But if you want do such conversion for all columns that's a different story.

Hi Hamid, So, in a partcular columns i have something like this

[1] " "
[2] "insertion"
[3] "deletion"
[4] "c(\"deletion\", \"SNV\", \"SNV\", \"SNV\")"
[5] "SNV"
[6] "c(\"SNV\", \"SNV\", \"SNV\", \"SNV\", \"SNV\", \"SNV\")"
[7] "c(\"SNV\", \"SNV\", \"SNV\", \"SNV\")"
[8] "c(\"SNV\", \"SNV\", \"SNV\", \"SNV\", \"SNV\", \"SNV\", \"SNV\")"

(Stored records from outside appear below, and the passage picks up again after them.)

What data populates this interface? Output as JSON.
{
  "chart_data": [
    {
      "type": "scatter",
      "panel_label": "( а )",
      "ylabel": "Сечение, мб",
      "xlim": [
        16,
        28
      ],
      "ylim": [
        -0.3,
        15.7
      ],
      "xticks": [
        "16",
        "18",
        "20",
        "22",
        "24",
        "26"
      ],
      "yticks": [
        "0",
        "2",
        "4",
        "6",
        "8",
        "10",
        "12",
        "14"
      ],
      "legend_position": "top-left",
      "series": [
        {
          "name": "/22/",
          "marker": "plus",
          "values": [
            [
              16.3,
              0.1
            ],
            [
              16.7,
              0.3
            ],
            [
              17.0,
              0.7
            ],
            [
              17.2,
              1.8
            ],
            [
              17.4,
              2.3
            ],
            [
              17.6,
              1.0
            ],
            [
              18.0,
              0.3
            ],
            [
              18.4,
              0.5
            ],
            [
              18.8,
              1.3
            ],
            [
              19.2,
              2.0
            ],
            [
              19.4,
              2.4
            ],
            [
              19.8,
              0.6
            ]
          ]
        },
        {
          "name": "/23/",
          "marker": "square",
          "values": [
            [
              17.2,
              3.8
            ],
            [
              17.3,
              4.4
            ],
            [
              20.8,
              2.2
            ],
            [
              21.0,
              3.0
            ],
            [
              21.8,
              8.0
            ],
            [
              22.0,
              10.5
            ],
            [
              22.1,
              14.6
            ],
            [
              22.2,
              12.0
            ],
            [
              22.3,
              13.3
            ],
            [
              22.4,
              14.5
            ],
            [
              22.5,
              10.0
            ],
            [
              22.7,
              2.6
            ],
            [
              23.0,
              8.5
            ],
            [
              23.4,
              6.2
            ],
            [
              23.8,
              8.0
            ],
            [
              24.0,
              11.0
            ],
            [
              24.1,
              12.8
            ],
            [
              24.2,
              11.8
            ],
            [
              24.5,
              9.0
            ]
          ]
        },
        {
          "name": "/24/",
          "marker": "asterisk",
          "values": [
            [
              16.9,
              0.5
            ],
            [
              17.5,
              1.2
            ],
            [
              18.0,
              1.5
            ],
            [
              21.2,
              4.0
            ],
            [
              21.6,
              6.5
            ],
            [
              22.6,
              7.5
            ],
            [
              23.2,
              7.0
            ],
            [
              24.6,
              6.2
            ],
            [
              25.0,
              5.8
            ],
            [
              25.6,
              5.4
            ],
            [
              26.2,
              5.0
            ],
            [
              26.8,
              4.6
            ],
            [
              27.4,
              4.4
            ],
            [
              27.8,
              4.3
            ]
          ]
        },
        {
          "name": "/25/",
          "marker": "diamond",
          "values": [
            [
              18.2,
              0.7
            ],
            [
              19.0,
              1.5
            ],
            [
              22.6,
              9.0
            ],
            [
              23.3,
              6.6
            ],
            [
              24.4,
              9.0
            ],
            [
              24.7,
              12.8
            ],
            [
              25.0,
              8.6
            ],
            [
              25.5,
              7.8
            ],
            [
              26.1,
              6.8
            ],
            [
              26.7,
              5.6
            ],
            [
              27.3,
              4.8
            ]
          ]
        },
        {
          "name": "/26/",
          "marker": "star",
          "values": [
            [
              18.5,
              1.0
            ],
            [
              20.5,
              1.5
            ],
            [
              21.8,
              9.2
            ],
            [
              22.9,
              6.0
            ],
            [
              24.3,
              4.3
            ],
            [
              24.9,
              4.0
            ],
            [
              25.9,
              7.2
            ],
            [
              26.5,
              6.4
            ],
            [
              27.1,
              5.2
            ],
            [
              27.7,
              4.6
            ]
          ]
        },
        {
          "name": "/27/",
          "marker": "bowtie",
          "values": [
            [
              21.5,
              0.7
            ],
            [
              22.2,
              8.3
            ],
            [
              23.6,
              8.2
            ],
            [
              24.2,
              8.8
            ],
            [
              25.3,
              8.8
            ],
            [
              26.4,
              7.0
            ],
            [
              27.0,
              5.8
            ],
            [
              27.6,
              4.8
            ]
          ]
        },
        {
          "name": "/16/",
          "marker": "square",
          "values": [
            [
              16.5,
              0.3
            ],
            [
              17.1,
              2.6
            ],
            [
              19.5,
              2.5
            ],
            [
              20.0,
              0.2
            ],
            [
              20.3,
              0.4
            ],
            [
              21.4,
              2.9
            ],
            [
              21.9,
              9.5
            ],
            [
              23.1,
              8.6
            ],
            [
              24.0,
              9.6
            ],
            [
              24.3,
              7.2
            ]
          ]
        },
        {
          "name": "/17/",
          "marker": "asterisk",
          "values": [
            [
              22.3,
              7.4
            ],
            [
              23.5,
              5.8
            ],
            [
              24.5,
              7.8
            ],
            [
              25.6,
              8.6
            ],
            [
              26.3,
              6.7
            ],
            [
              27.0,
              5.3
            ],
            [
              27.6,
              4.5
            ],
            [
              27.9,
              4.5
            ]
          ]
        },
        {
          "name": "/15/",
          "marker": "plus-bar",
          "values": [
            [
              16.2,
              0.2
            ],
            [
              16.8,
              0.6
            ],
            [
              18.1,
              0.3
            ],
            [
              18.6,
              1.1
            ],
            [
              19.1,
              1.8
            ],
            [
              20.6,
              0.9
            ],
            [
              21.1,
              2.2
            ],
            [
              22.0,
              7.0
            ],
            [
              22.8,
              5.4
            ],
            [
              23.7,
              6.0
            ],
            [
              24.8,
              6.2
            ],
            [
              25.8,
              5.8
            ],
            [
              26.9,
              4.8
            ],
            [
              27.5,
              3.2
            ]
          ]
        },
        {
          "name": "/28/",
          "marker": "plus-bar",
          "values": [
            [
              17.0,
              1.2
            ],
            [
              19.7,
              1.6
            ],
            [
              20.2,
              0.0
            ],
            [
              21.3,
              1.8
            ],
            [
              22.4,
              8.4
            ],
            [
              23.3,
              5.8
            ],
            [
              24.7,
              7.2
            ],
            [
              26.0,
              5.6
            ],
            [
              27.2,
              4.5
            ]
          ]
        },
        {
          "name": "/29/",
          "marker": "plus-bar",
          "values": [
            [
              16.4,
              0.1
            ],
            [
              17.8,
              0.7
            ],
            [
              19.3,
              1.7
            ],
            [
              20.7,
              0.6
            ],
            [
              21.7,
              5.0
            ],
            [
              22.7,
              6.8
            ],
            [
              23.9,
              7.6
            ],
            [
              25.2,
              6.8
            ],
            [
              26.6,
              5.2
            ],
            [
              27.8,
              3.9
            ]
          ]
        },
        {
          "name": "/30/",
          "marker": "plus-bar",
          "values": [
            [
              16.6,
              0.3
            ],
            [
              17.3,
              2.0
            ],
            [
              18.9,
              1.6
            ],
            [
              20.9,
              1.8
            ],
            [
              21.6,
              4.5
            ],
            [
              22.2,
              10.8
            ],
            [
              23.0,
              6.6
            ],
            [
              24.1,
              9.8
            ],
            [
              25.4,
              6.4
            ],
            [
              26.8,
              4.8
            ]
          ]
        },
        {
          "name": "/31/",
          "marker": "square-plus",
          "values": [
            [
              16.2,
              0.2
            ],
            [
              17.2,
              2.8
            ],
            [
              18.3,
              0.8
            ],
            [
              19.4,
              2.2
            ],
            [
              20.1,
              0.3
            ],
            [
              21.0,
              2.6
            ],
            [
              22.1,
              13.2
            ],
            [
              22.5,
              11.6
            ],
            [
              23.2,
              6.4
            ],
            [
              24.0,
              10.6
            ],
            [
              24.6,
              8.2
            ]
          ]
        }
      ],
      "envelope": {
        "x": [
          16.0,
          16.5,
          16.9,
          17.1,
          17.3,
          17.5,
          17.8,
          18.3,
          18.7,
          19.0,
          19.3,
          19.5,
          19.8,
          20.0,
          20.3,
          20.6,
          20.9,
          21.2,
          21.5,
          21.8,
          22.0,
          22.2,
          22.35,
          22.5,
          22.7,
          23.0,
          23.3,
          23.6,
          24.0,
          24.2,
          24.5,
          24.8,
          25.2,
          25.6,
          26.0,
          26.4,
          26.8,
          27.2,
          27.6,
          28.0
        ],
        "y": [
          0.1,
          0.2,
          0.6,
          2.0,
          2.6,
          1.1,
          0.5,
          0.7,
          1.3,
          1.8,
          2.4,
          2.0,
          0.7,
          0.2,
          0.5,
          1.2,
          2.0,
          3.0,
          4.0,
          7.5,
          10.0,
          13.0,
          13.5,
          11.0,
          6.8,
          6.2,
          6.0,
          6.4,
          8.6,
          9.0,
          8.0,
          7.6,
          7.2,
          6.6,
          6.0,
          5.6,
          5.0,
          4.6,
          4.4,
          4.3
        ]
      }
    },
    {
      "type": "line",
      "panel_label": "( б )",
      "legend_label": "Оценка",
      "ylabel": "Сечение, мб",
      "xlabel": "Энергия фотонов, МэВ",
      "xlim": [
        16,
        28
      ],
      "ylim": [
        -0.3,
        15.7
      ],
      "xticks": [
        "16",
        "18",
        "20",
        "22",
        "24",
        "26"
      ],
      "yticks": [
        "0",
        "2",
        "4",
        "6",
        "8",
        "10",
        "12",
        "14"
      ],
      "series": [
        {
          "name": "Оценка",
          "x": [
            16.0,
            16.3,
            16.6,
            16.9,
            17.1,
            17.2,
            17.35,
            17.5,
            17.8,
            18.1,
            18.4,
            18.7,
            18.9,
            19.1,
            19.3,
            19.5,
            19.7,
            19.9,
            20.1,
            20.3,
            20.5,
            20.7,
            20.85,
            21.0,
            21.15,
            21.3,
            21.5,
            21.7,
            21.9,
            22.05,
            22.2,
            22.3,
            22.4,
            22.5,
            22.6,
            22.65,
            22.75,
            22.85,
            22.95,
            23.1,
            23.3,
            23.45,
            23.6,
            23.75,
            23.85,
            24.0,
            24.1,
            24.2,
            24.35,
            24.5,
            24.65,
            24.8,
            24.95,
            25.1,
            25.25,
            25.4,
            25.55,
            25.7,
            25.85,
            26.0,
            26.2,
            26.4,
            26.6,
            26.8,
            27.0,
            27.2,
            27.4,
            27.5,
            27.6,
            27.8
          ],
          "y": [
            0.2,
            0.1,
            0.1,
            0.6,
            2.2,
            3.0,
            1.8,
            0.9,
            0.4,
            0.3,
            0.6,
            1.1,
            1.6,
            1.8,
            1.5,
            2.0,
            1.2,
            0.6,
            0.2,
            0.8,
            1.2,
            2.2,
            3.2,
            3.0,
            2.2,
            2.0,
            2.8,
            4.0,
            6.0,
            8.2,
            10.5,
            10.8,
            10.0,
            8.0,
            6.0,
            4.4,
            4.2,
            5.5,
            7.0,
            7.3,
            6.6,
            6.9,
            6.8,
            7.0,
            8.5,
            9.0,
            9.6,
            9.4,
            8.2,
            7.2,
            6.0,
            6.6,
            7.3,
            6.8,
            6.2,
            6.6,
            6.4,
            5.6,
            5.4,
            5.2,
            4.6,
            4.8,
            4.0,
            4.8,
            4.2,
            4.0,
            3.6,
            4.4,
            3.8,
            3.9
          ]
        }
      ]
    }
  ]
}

i want to remove the repeating terms and the c() and keep only one term. For example, i want my output to look like this

[1] " "
[2] "insertion"
[3] "deletion"
[4] "deletion", "SNV"
[5] "SNV"
[6] "SNV"
[7] "SNV"
[8] "SNV"

thank you so much

2.5 years ago
Hyper_Odin ▴ 320

Thanks, everyone, I managed to solve it with some help. So, first, i removed all the unnecessary symbols using gsub c(" ")

df2 = gsub("^c\\(|\\)", "", df2)
df2 =  gsub("\"", "", df2)

followed by this:

df3 =  apply(df2, 2, function(y) sapply(y, function(x) paste(unique(unlist(str_split(x,", "))), collapse = "; ")))